In Washington, one of the people testifying at a state senate hearing last month in support of a bill banning “female genital mutilation” wanted to include male circumcision and a provision against gender-affirming healthcare.
Republican authorities in Texas have repeatedly defined gender-affirming healthcare as “genital mutilation” and “child abuse” and also tried to take legal action against parents and practitioners who engage in providing such care to trans children.

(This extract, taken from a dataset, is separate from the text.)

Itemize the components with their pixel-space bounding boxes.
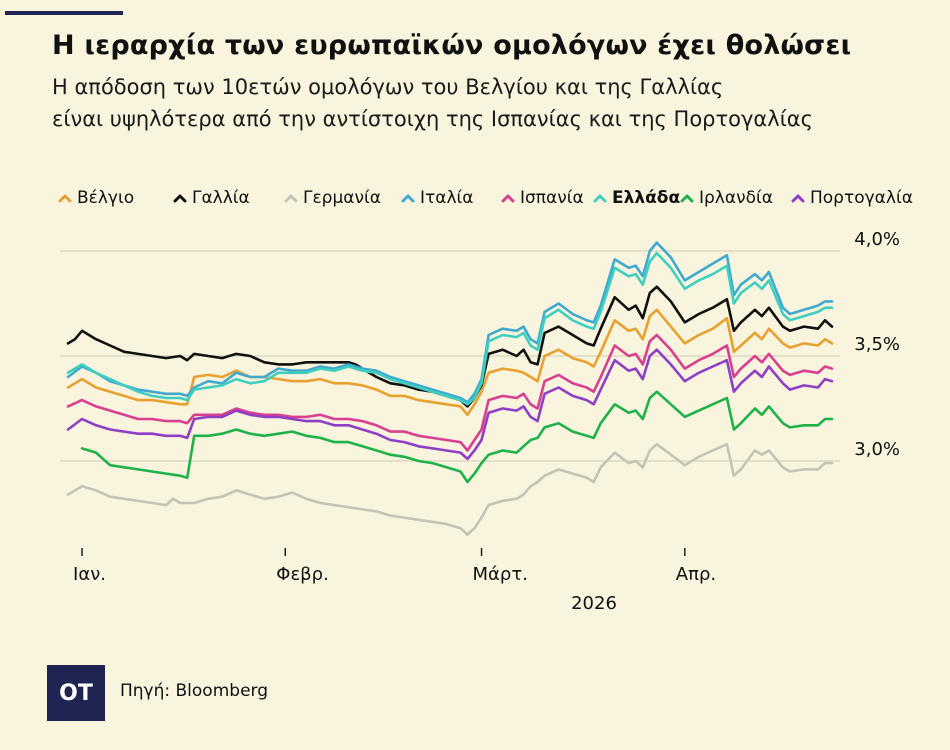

Health professionals speak out over ‘dangerous’ draft law amending FGM ban to criminalise gender-affirming treatment
The Texas draft bill is less extreme than Idaho’s in that it doesn’t ban puberty blockers and hormone therapies, although it does ban taking under-18s to another state for gender-affirming surgical procedures (although these are already extremely rare for minors in the US, and are only done after robust review by multiple medical professionals). Both bills, along with other state bills targeting gender-affirming care, include an exemption that allows surgery to be performed on intersex children without their consent.
“Most concerning to me (aside from the obvious barbarism) was that most FGM statutes include provisions that touch on interstate travel,” said Corinne Green, policy and legislative strategist at Equality Federation, which advocates for LGBTIQ+ equal rights in the US. “The Texas bill, by virtue of hitching a ride on it, was the first ever trans healthcare ban to go that far.”
The Idaho bill removed a similar clause, but Green said she’s tracked 34 bills this year that have attached interstate travel bans to gender-affirming healthcare bans.
The Idaho bill quotes debunked statistics, paediatric specialists say, further fuelling disinformation about trans identities and realities.
The bill states that gender dysphoria among children rarely persists into adulthood, claiming that peer-reviewed research says that up to 98% of gender-dysphoric boys and 88% of gender-dysphoric girls ultimately identify with their biological sex after passing through puberty.
That is wrong, says McNamara, of the Yale School of Medicine: “That statistic has been recycled in other states to create the false narrative that gender dysphoria is somehow unstable or transient. We know that that's not the case.”